Fire ants can be a serious problem after hurricanes – particularly in flooded areas, according to experts with the LSU AgCenter.
"When the waters rise, the fire ants are forced out of their underground nests and float in a mass on top of floodwaters," said LSU AgCenter entomology associate Patricia Beckley. “For example, we saw that recently when people were unable to wade through the waters surrounding the New Orleans Superdome (after Hurricane Katrina) without encountering masses of floating fire ants.”
Even worse, once the flooding recedes, fire ants can be found almost anywhere – including inside your home or in debris piles – so extra precautions should be taken, LSU AgCenter experts say.
"In all areas of Louisiana infested with the red imported fire ant, these ants and their colonies can present a potentially serious medical threat to people and animals during and after times of flooding," said LSU AgCenter entomologist Dr.

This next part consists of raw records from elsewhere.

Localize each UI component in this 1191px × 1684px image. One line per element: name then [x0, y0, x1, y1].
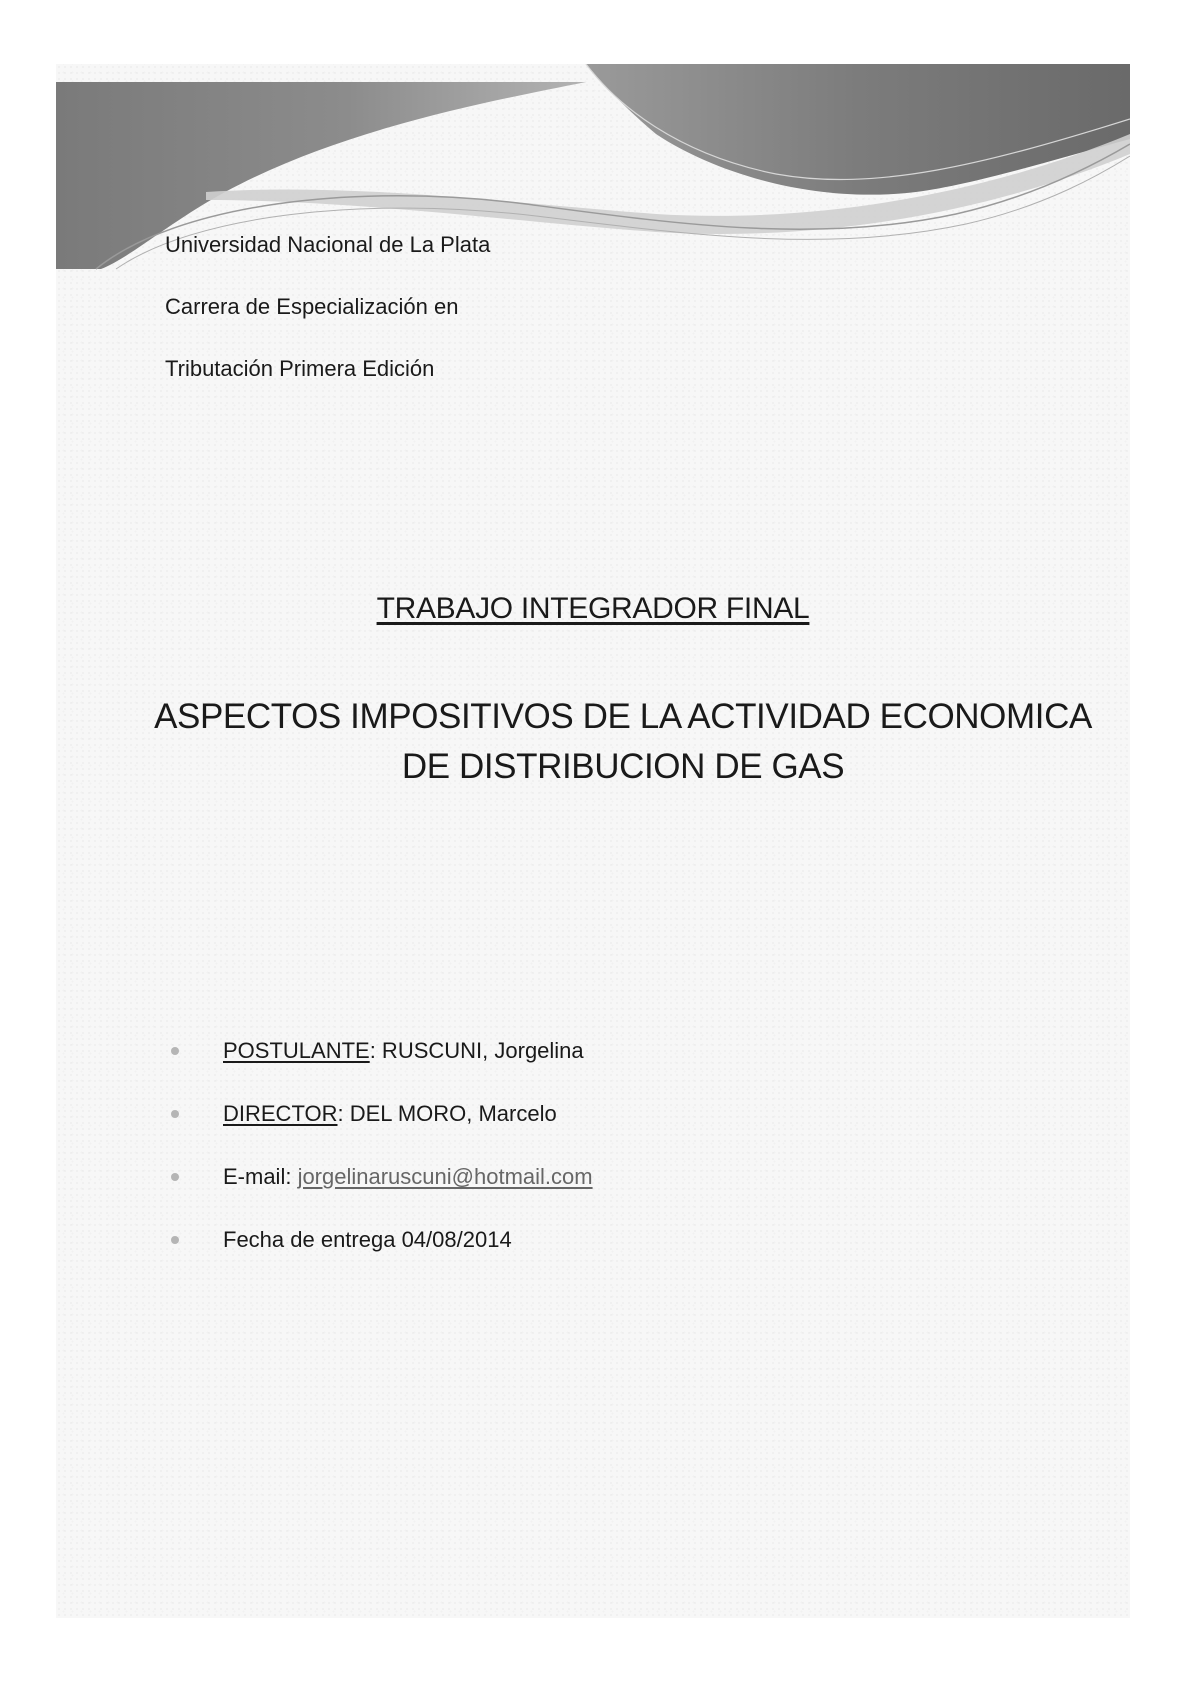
list-item-director	[171, 1099, 593, 1162]
list-item-email	[171, 1162, 593, 1225]
bullet-icon	[171, 1110, 179, 1118]
list-item-delivery-date	[171, 1225, 593, 1288]
document-title-line-1: ASPECTOS IMPOSITIVOS DE LA ACTIVIDAD ECONOMICA	[154, 697, 1092, 736]
email-link[interactable]: jorgelinaruscuni@hotmail.com	[297, 1164, 593, 1189]
university-name: Universidad Nacional de La Plata	[165, 232, 491, 257]
applicant-value: : RUSCUNI, Jorgelina	[369, 1038, 584, 1063]
program-name: Carrera de Especialización en	[165, 294, 459, 319]
document-title-line-2: DE DISTRIBUCION DE GAS	[401, 747, 845, 786]
director-label: DIRECTOR	[223, 1101, 338, 1126]
bullet-icon	[171, 1047, 179, 1055]
bullet-icon	[171, 1236, 179, 1244]
director-value: : DEL MORO, Marcelo	[337, 1101, 557, 1126]
bullet-icon	[171, 1173, 179, 1181]
details-list	[171, 1036, 593, 1288]
cover-page	[56, 64, 1130, 1618]
institution-block	[165, 214, 490, 400]
document-type-heading: TRABAJO INTEGRADOR FINAL	[376, 592, 810, 625]
list-item-applicant	[171, 1036, 593, 1099]
email-label: E-mail:	[223, 1164, 298, 1189]
document-title	[116, 692, 1130, 792]
applicant-label: POSTULANTE	[223, 1038, 370, 1063]
program-edition: Tributación Primera Edición	[165, 356, 435, 381]
delivery-date-text: Fecha de entrega 04/08/2014	[223, 1227, 512, 1252]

Dale Pollet, adding, "Floodwaters will not drown fire ants. Instead, their colonies will actually emerge from the soil, form a loose ball, float and flow with the water until they reach a dry area or object that they can crawl up on."
Floating fire ant colonies can look like ribbons, a mat or an actual "ball" of ants floating on the water, according to the experts, who say these writhing masses of ants contain the entire colony – worker ants, eggs, larvae, pupae, winged males and females and queen ants.
As the floodwaters recede, these floating fire ant colonies will cling to any structure that they come in contact with and are attracted to anything that might give them shelter until a mound can be re-established in the soil, Pollet and Beckley explain.
"This means debris piles from the floodwaters or piles of items from flooded homes are potential nesting sites for fire ants," Beckley said. "So you need to be cautious and be aware that fire ants can be under anything."
The LSU AgCenter experts also offer these tips on avoiding fire ant bites when cleaning up after flooding:
Recommendations on treating for fire ants after a storm differ from the usual ones that call for the use of baits that are carried back to the colony and eventually kill it.
"At the time of flooding or right after flooding, general preventive treatments for controlling the fire ants are out of the question," Pollet said. "Ant colonies or ants encountered now need to be dealt with quickly."
The experts say aerosol spray products containing pyrethrins or pyrethrum derivatives (tetramethrin or allethrin) or Bengal’s Deltramethrin dust labeled for use on "ants" or "crawling insects" can yield a quick knockdown of the insects and will break down quickly.
"Spray or dust as many of the ants as possible," Pollet advised, cautioning, however, to avoid waterways, since pyrethroids can be quite toxic to fish and crustaceans. "Just spray or dust surfaces, cracks of infested objects and debris. Then return after the treatment has had time to work."
Although much of the flooding the state has seen this year has receded, the LSU AgCenter experts point out that ants are particularly dangerous during flooding.
They say to avoid floating mats of fire ants during a flood and to be careful not to let ants come into contact with oars if you are in a boat, since that would allow ants to cling to the oars and move into your boat. They also say to wear protective clothing, such as rubber boots, rain gear and cuffed gloves, that can help prevent ants from reaching your skin when working in floodwater.
“While ants are ‘rafting’ (floating in water), they can inject up to two times the venom of a normal sting,” Beckley cautions. “Remember, if ants contact the skin they will sting.
"You should try to remove any ants that get on you by immediately rubbing them off. But ants can cling to the skin if submerged and even a high-pressure water spray may not dislodge them."